We saw that fully 50 per cent of all cases of cancer were quite inoperable when first seen by competent surgeons, while the average end result, or cure, in the cases operated on, for all kinds together, good and bad, slight and severe, did not total as much as 25 per cent; this makes but 12.5 of the entire number who applied for surgical relief. We quite naturally asked, therefore, if some form of medical treatment, including diet and hygiene, could not afford a better prospect of arresting this fearful mortality. It is especially in regard to the large number of inoperable and recurrent cases, comprising over 60 per cent of the whole, that this inquiry is particularly important. We will briefly consider these latter sad conditions.

Looked at from its broadest aspect, in connection with what I have tried to show here and on former occasions, all cancer will be inoperable, or rather, not needing operations, when the principles I have tried to develop are fully elaborated by the wide experience of others, and when they are firmly established, and correctly carried out. For when it is universally realized that it is the errors of life, determined and accentuated by advanced civilization, so-called, which lead up to and cause cancer, and when public education has been advanced along correct lines, the tendency to cancer will diminish and there will be fewer cases, either operable or inoperable. The former will melt away under correct internal and external measures, and the latter will be helped by, or slowly yield to the same, unless the malignant process has already progressed beyond the possibility of retrogressive metabolism. But, of course, it is too much to expect that such longed for results will be fully attained within a generation or two.

Inoperable cancer is truly a most distressing condition, especially after it has become so after one or more surgical operations. The hopelessness and despair of the patient when told that no operation is possible is bad enough. But when with recurrence, time and again after repeated operations, it is decided that no further relief by the knife is possible, the despondency is indeed pitiful—especially as ordinarily one can only look forward to a sure and most painful death, at a not very distant day. It is very difficult to convince many of these patients that medical treatment, including diet, can do any good, so firmly fixed is the idea that an operation is the only possible remedy; many, therefore, get weary of the restraint necessary when immediate results are not seen. And yet in my previous lectures I gave several such cases to show that much can be done medically along these lines, even in these distressing cases, and later shall hope to narrate other instances, similar to those reported in my lectures two years ago.

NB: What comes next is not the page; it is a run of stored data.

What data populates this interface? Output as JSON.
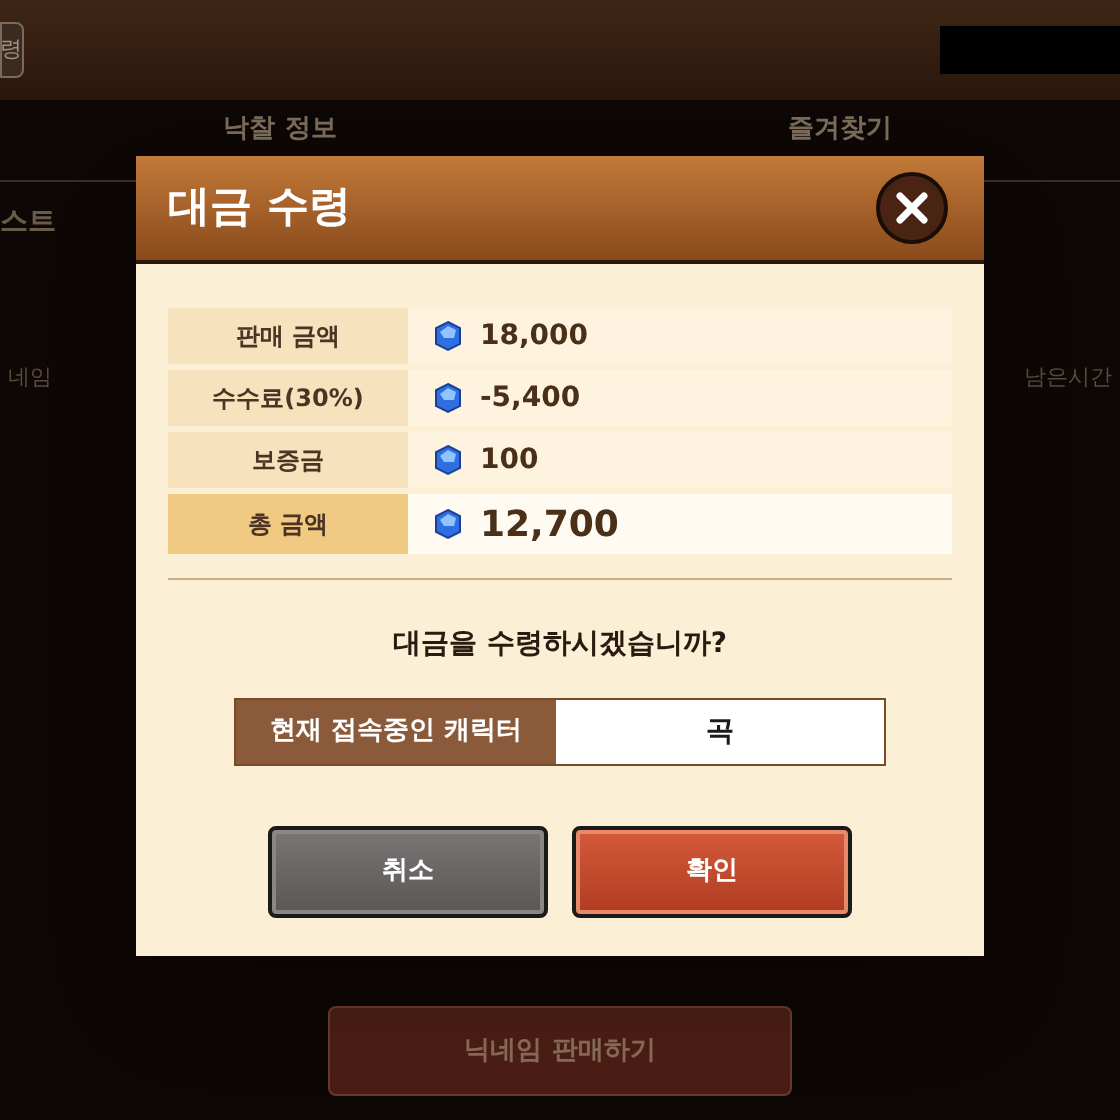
{
  "top_bar": {
    "button_label": "령"
  },
  "tabs": [
    {
      "label": "낙찰 정보"
    },
    {
      "label": "즐겨찾기"
    }
  ],
  "section_title": "스트",
  "table_header": {
    "column_1": "네임",
    "column_2": "남은시간"
  },
  "dialog": {
    "title": "대금 수령",
    "rows": [
      {
        "kind": "item",
        "label": "판매 금액",
        "value": "18,000"
      },
      {
        "kind": "item",
        "label": "수수료(30%)",
        "value": "-5,400"
      },
      {
        "kind": "item",
        "label": "보증금",
        "value": "100"
      },
      {
        "kind": "total",
        "label": "총 금액",
        "value": "12,700"
      }
    ],
    "question": "대금을 수령하시겠습니까?",
    "character": {
      "label": "현재 접속중인 캐릭터",
      "value": "곡"
    },
    "buttons": [
      {
        "kind": "cancel",
        "label": "취소"
      },
      {
        "kind": "confirm",
        "label": "확인"
      }
    ]
  },
  "sell_button": "닉네임 판매하기"
}
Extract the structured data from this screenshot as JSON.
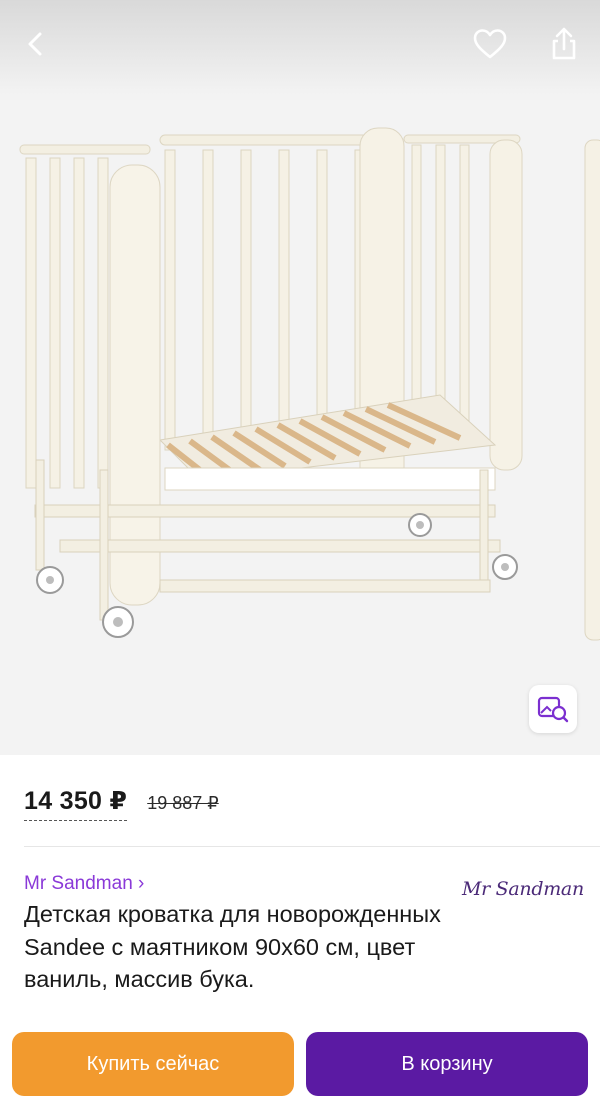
{
  "header": {
    "back_icon": "chevron-left-icon",
    "favorite_icon": "heart-icon",
    "share_icon": "share-icon"
  },
  "gallery": {
    "image_alt": "white baby crib with wooden slats and wheels",
    "visual_search_icon": "visual-search-icon"
  },
  "price": {
    "current": "14 350 ₽",
    "old": "19 887 ₽"
  },
  "seller": {
    "link": "Mr Sandman ›",
    "logo_text": "Mr Sandman"
  },
  "product": {
    "title": "Детская кроватка для новорожденных Sandee с маятником 90х60 см, цвет ваниль, массив бука."
  },
  "actions": {
    "buy_now": "Купить сейчас",
    "add_to_cart": "В корзину"
  },
  "colors": {
    "buy_now_bg": "#f29a2e",
    "add_to_cart_bg": "#5b1aa3",
    "seller_link": "#8a39d8"
  }
}
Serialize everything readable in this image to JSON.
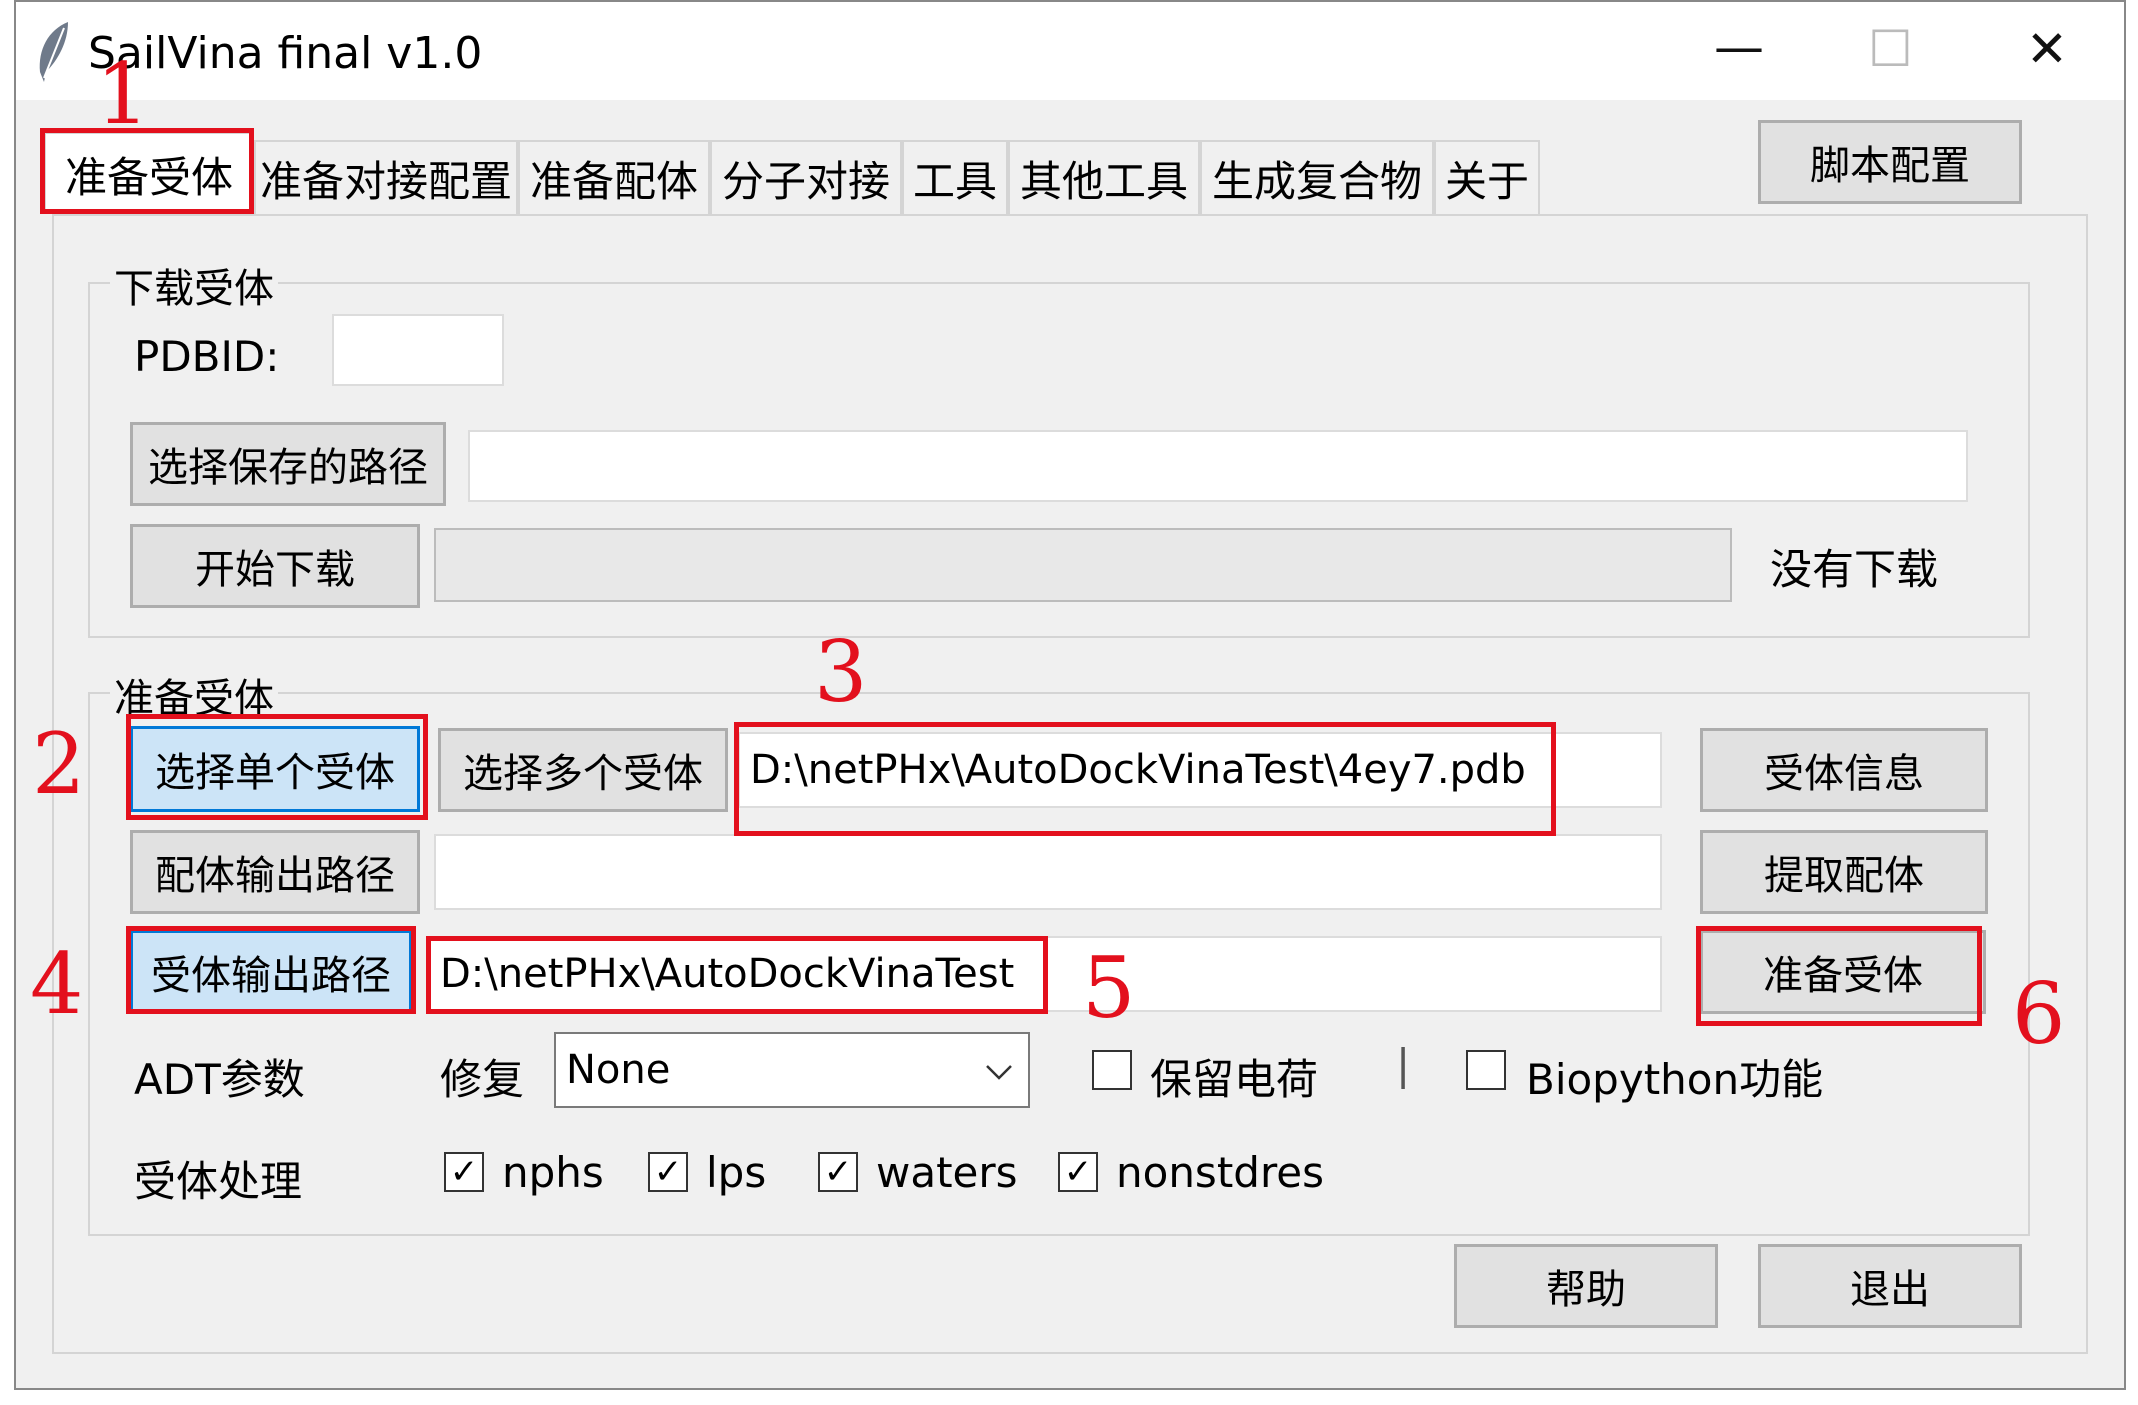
{
  "window": {
    "title": "SailVina final v1.0",
    "minimize_glyph": "—",
    "maximize_glyph": "☐",
    "close_glyph": "✕"
  },
  "tabs": [
    {
      "label": "准备受体",
      "active": true
    },
    {
      "label": "准备对接配置"
    },
    {
      "label": "准备配体"
    },
    {
      "label": "分子对接"
    },
    {
      "label": "工具"
    },
    {
      "label": "其他工具"
    },
    {
      "label": "生成复合物"
    },
    {
      "label": "关于"
    }
  ],
  "script_config_button": "脚本配置",
  "download_group": {
    "title": "下载受体",
    "pdbid_label": "PDBID:",
    "pdbid_value": "",
    "choose_save_path_button": "选择保存的路径",
    "save_path_value": "",
    "start_download_button": "开始下载",
    "progress": 0,
    "status_text": "没有下载"
  },
  "prepare_group": {
    "title": "准备受体",
    "select_single_button": "选择单个受体",
    "select_multiple_button": "选择多个受体",
    "receptor_path_value": "D:\\netPHx\\AutoDockVinaTest\\4ey7.pdb",
    "receptor_info_button": "受体信息",
    "ligand_output_button": "配体输出路径",
    "ligand_output_value": "",
    "extract_ligand_button": "提取配体",
    "receptor_output_button": "受体输出路径",
    "receptor_output_value": "D:\\netPHx\\AutoDockVinaTest",
    "prepare_receptor_button": "准备受体",
    "adt_params_label": "ADT参数",
    "repair_label": "修复",
    "repair_value": "None",
    "keep_charges_label": "保留电荷",
    "keep_charges_checked": false,
    "separator": "|",
    "biopython_label": "Biopython功能",
    "biopython_checked": false,
    "processing_label": "受体处理",
    "options": [
      {
        "label": "nphs",
        "checked": true
      },
      {
        "label": "lps",
        "checked": true
      },
      {
        "label": "waters",
        "checked": true
      },
      {
        "label": "nonstdres",
        "checked": true
      }
    ]
  },
  "footer": {
    "help_button": "帮助",
    "exit_button": "退出"
  },
  "annotations": {
    "color": "#e3101d",
    "markers": [
      "1",
      "2",
      "3",
      "4",
      "5",
      "6"
    ]
  },
  "check_glyph": "✓"
}
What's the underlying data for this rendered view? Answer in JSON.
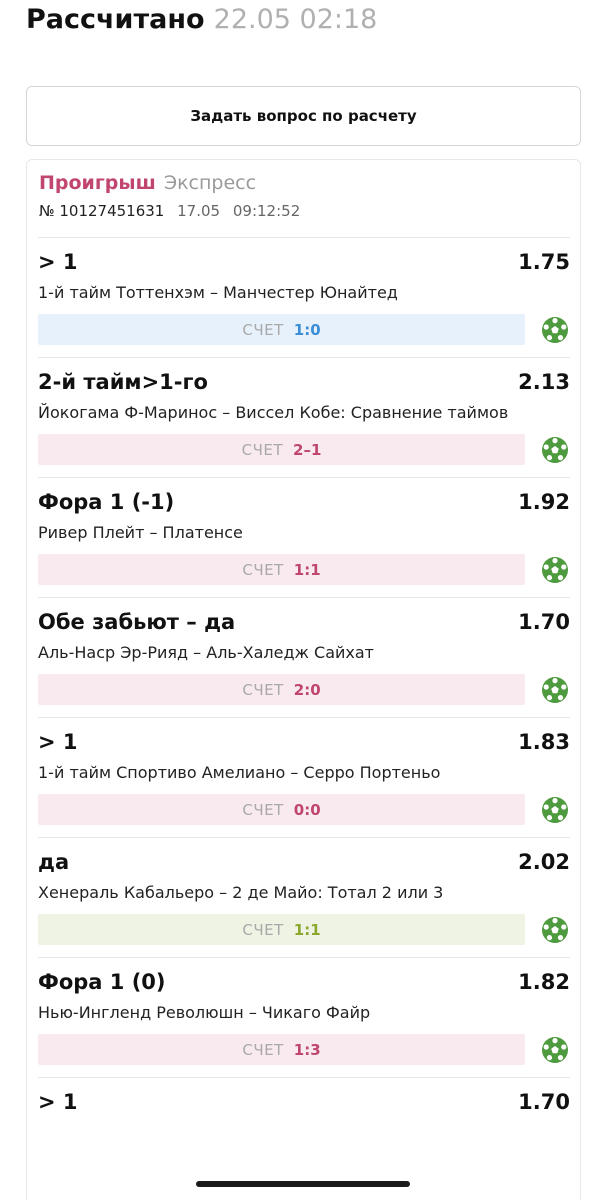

It is undoubtedly true that some of these cases which are inoperable when first seen could have been operated on at a much earlier period, with as much success as follows in those in which this is tried. But we have already seen in the last lecture how small a proportion of these selected cases survive a long time; for we have yet to find statistics regarding those who have been traced even as long as ten years. In my previous lectures I reported concerning two patients with undoubted cancer of the breast who had been watched for sixteen years, with no trace of the trouble remaining, and two others who had been seen each for nine years; these latter have been watched since, and have been seen recently, eleven years after beginning treatment, with the same results, all without operation. These cases had all been diagnosed as undoubted cancer by competent surgeons, some eminent, and had refused operation, which had been urged. Later I shall hope to relate other similar instances of early cancer.

Inoperable cancer, comprising at least 50 per cent of all cases applying to the surgeon, presents many features of interest and worthy of consideration. The reasons for inoperability may be grouped as follows:

1. Those occurring in regions quite inaccessible, as in the brain, esophagus, liver, pancreas, etc.

2. Those otherwise accessible, but which have advanced too far before seeking surgical relief, occurring in many locations.

3. Those in accessible regions where experience has shown that recurrence is pretty sure to take place, such as advanced cases in the oral cavity, bladder, prostate, etc.

4. Those which have recurred after repeated operations, with extensive spreading of the disease, as in many cases of the breast, uterus, etc.

5. Those with already very great metastatic involvement, in many regions, presenting a true carcinosis.